The bride stands barefoot in front of the white dress and looks upon it with her brow stitched curiously. She stands there alone upon a slivered and slanted wooden floor, tilting her head slowly to the right and then slowly to the left, trying to catch a glimpse of a different angle of the dress, and of her life. The bride’s glance falls as she walks to the open window and sits upon its ledge, the chipped paint snagging her silky slip as she adjusts her thighs to balance her weight. She looks out onto the ocean, contemplating its vast dark motion and all of the mystery it holds. The ocean, she decides, is very much like love, full of balance and passion, mystery and peace. Neither can be contained.

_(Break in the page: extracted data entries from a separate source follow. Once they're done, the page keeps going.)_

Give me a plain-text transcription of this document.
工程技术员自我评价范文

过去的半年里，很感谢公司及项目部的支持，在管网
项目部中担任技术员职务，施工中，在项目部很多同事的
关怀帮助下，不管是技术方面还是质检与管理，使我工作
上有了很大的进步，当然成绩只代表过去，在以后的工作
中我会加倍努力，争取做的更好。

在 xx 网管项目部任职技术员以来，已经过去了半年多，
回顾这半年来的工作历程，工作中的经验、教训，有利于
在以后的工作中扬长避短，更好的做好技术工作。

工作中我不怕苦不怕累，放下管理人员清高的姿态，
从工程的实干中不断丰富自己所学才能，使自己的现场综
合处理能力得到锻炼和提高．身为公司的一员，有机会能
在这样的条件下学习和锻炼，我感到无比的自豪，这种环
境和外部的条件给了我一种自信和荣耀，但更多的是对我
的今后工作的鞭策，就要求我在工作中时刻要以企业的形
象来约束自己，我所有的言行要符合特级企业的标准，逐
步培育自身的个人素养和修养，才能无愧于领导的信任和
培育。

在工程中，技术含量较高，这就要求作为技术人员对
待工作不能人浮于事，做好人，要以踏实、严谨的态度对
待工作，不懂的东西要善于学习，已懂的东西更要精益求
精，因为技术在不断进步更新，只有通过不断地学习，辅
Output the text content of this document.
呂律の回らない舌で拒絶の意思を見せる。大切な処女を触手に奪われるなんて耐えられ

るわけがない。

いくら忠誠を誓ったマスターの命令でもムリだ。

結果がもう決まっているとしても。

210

The bride sits a moment longer, her gaze reaching far beyond the window’s view and finally, satisfied with her self assurance, slides off the ledge and walks toward her dress, darkening its white with her shadow. She places her delicate fingers upon its ribbon and slowly unweaves the bodice so that the sides split open like the wings of a dove to the sky. The dress slips from the hanger and she steps into the center of the open dress pulling it up so that it encases her hips and her buttocks perfectly. She slides the dress up further and its bodice covers her breasts, and as she has done a dozen times before, she laces the dress together again.
The dress now hangs from the bride, and the bride now stands in front of a closed door. Taking the door’s unsteady knob into her palm, the bride turns her wrist and swings the door open wide. Gracefully she passes through.
The summer sun strikes the bride as she emerges from the old house, blinding her sight and making her skin feel tight and warm. The bride stands on the porch, her hand to her brow blocking the sun from her gaze as she stares down to the beach at the wooden gazebo that holds her family and her groom. The gazebo sways gently, as it is as old as the house, in the firm breeze that comes from the ocean. The tall grass that grows to the gazebo’s sides sways as well, and the gazebo looks as if it were afloat atop the ocean waves.
The bride steps from the porch and starts down to the beach, carefully avoiding the stones that lay in the grass beneath her feet, and glancing ever so often to the crowd of familiar faces that anxiously await the coming event.
Stepping onto the beach its sand instantly covers her feet with each step, pouring through her toes and getting caught in the dress and in the breeze. The train of the dress drags in the sand behind the bride and as she walks it leaves a trail like a snail, marking her journey.
Arriving to her destination, she steps to her alter, the salty water stinging her skin as the waves tumble carelessly over her sand-covered feet. The dress quickly clings to her legs as she advances her steps into the cold water, immersing herself to her knees, to her stomach, to her shoulders.
The bride walks further still, the ocean now crashing over her head and she takes a deep breath inviting the saltwater to fill her lungs. She closes her eyes as she commits herself to the marriage of the ocean, and slowly its love suffocates her life.
The ocean, she had decided, was very much like love, full of balance and passion, mystery and peace. None of which she had obtained.